4 comentarios en “ANDALUZAS 2018, ELECCIONES DE TRANSFORMACIÓN”

  1. La sorpresa ha sido menor para los que vivimos aquí, ya que veíamos como la corriente de Vox se extendía rápidamente. Sin duda ha sido un voto en clave nacional, pero más allá del independentismo catalán. El mayor desencanto con Rajoy no fue su tibieza en el 155, sino no haber metido la tijera mucho más en la atrofiada hiperestructura autonómica. De no habernos hecho a los españoles más iguales, y habernos dejado al capricho del cacique local. Ahí perdió Rajoy su enorme mayoría y ahí perdió las elecciones.

  2. pienso que la derecha está saliendo del armario, la tendencia de enfraquecimiento y hasta desaparión de la izquierda es en nivel mundial. también está clarisimo que hoy las redes sociales definen una eleccion, pasó en estados unidos y en brasil y con vox en andalucia.

  3. Muy certero tú análisis. Afortunadamente los electores demuestran ser inteligentes y mediante la corrección electoral censuran a los partidos incapaces de ver que van contra corriente o que no cumplen las expectativas. También demuestra, que por mucho independentista, España es una unidad, porque la respuesta electoral a lo que sucede en otros territorios del Estado, se convierte en un castigo a aquellos que se alejan de los intereses del pueblo.

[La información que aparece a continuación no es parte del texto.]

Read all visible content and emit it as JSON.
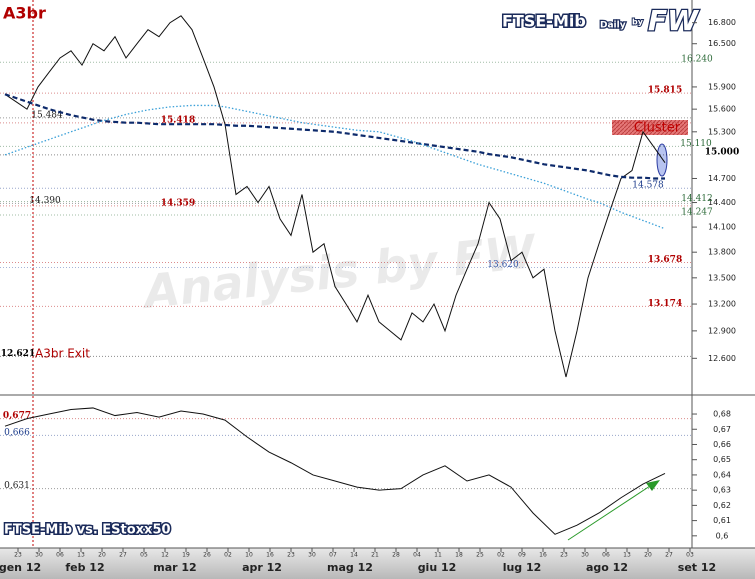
{
  "chart_data": [
    {
      "type": "line",
      "title": "FTSE-Mib",
      "subtitle": "Daily",
      "byline": "by",
      "brand": "FW",
      "watermark": "Analysis by FW",
      "annotations": [
        "A3br",
        "A3br Exit",
        "Cluster"
      ],
      "log_scale": true,
      "ylim": [
        12210,
        17130
      ],
      "yticks": [
        {
          "value": 16800,
          "label": "16.800"
        },
        {
          "value": 16500,
          "label": "16.500"
        },
        {
          "value": 15900,
          "label": "15.900"
        },
        {
          "value": 15600,
          "label": "15.600"
        },
        {
          "value": 15300,
          "label": "15.300"
        },
        {
          "value": 14700,
          "label": "14.700"
        },
        {
          "value": 14400,
          "label": "14.400"
        },
        {
          "value": 14100,
          "label": "14.100"
        },
        {
          "value": 13800,
          "label": "13.800"
        },
        {
          "value": 13500,
          "label": "13.500"
        },
        {
          "value": 13200,
          "label": "13.200"
        },
        {
          "value": 12900,
          "label": "12.900"
        },
        {
          "value": 12600,
          "label": "12.600"
        }
      ],
      "series": [
        {
          "color": "#111111",
          "style": "solid",
          "values": [
            15800,
            15700,
            15600,
            15900,
            16100,
            16300,
            16400,
            16200,
            16500,
            16400,
            16600,
            16300,
            16500,
            16700,
            16600,
            16800,
            16900,
            16700,
            16300,
            15900,
            15400,
            14500,
            14600,
            14400,
            14600,
            14200,
            14000,
            14500,
            13800,
            13900,
            13400,
            13200,
            13000,
            13300,
            13000,
            12900,
            12800,
            13100,
            13000,
            13200,
            12900,
            13300,
            13600,
            13900,
            14400,
            14200,
            13700,
            13800,
            13500,
            13600,
            12900,
            12400,
            12900,
            13500,
            13900,
            14300,
            14700,
            14800,
            15300,
            15100,
            14900
          ]
        },
        {
          "color": "#0d2a6b",
          "style": "dashed",
          "values": [
            15800,
            15750,
            15700,
            15650,
            15600,
            15560,
            15520,
            15490,
            15460,
            15440,
            15430,
            15420,
            15420,
            15410,
            15400,
            15400,
            15400,
            15400,
            15400,
            15400,
            15390,
            15380,
            15380,
            15370,
            15360,
            15350,
            15340,
            15330,
            15320,
            15310,
            15300,
            15280,
            15260,
            15240,
            15220,
            15200,
            15180,
            15160,
            15140,
            15120,
            15100,
            15080,
            15060,
            15040,
            15010,
            14990,
            14970,
            14940,
            14910,
            14880,
            14860,
            14840,
            14820,
            14800,
            14770,
            14740,
            14720,
            14710,
            14710,
            14700,
            14700
          ]
        },
        {
          "color": "#3aa0d8",
          "style": "dotted",
          "values": [
            15000,
            15050,
            15100,
            15150,
            15200,
            15250,
            15300,
            15350,
            15400,
            15450,
            15490,
            15530,
            15560,
            15590,
            15610,
            15630,
            15640,
            15650,
            15650,
            15650,
            15630,
            15600,
            15570,
            15540,
            15510,
            15480,
            15450,
            15420,
            15400,
            15380,
            15360,
            15340,
            15320,
            15310,
            15300,
            15260,
            15220,
            15180,
            15130,
            15080,
            15030,
            14980,
            14930,
            14880,
            14840,
            14800,
            14760,
            14720,
            14680,
            14640,
            14590,
            14540,
            14490,
            14440,
            14400,
            14340,
            14280,
            14230,
            14180,
            14130,
            14080
          ]
        }
      ],
      "levels": [
        {
          "value": 16240,
          "label": "16.240",
          "color": "#2e6b3a"
        },
        {
          "value": 15815,
          "label": "15.815",
          "color": "#b00000"
        },
        {
          "value": 15484,
          "label": "15.484",
          "color": "#222222"
        },
        {
          "value": 15418,
          "label": "15.418",
          "color": "#b00000"
        },
        {
          "value": 15110,
          "label": "15.110",
          "color": "#2e6b3a"
        },
        {
          "value": 15000,
          "label": "15.000",
          "color": "#000000"
        },
        {
          "value": 14578,
          "label": "14.578",
          "color": "#1a3a8a"
        },
        {
          "value": 14412,
          "label": "14.412",
          "color": "#2e6b3a"
        },
        {
          "value": 14390,
          "label": "14.390",
          "color": "#222222"
        },
        {
          "value": 14359,
          "label": "14.359",
          "color": "#b00000"
        },
        {
          "value": 14247,
          "label": "14.247",
          "color": "#2e6b3a"
        },
        {
          "value": 13678,
          "label": "13.678",
          "color": "#b00000"
        },
        {
          "value": 13620,
          "label": "13.620",
          "color": "#3a5aa8"
        },
        {
          "value": 13174,
          "label": "13.174",
          "color": "#b00000"
        },
        {
          "value": 12621,
          "label": "12.621",
          "color": "#000000"
        }
      ]
    },
    {
      "type": "line",
      "title": "FTSE-Mib vs. EStoxx50",
      "log_scale": false,
      "ylim": [
        0.592,
        0.6925
      ],
      "yticks": [
        {
          "value": 0.6,
          "label": "0,6"
        },
        {
          "value": 0.61,
          "label": "0,61"
        },
        {
          "value": 0.62,
          "label": "0,62"
        },
        {
          "value": 0.63,
          "label": "0,63"
        },
        {
          "value": 0.64,
          "label": "0,64"
        },
        {
          "value": 0.65,
          "label": "0,65"
        },
        {
          "value": 0.66,
          "label": "0,66"
        },
        {
          "value": 0.67,
          "label": "0,67"
        },
        {
          "value": 0.68,
          "label": "0,68"
        }
      ],
      "series": [
        {
          "color": "#111111",
          "style": "solid",
          "values": [
            0.672,
            0.677,
            0.68,
            0.683,
            0.684,
            0.679,
            0.681,
            0.678,
            0.682,
            0.68,
            0.676,
            0.665,
            0.655,
            0.648,
            0.64,
            0.636,
            0.632,
            0.63,
            0.631,
            0.64,
            0.646,
            0.636,
            0.64,
            0.632,
            0.615,
            0.601,
            0.607,
            0.615,
            0.625,
            0.634,
            0.641
          ]
        }
      ],
      "levels": [
        {
          "value": 0.677,
          "label": "0,677",
          "color": "#b00000"
        },
        {
          "value": 0.666,
          "label": "0,666",
          "color": "#1a3a8a"
        },
        {
          "value": 0.631,
          "label": "0,631",
          "color": "#222222"
        }
      ]
    }
  ],
  "time_axis": {
    "days": [
      "23",
      "30",
      "06",
      "13",
      "20",
      "27",
      "05",
      "12",
      "19",
      "26",
      "02",
      "10",
      "16",
      "23",
      "30",
      "07",
      "14",
      "21",
      "28",
      "04",
      "11",
      "18",
      "25",
      "02",
      "09",
      "16",
      "23",
      "30",
      "06",
      "13",
      "20",
      "27",
      "03"
    ],
    "months": [
      "gen 12",
      "feb 12",
      "mar 12",
      "apr 12",
      "mag 12",
      "giu 12",
      "lug 12",
      "ago 12",
      "set 12"
    ]
  }
}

  4. Como siempre Tomás das de pleno. Creo que quizá la última opción sería la más factibles, porque aliarse los tres partidos de la derecha con lo que ello conllevaría para Ciudadanos sería un serio problema a nivel de Europa para justificar su apoyo..
    Esperamos seguir contando con tus magníficos artículos, que siempre dan en la diana.
    Un fuerte abrazo, Juan Antonio Merina.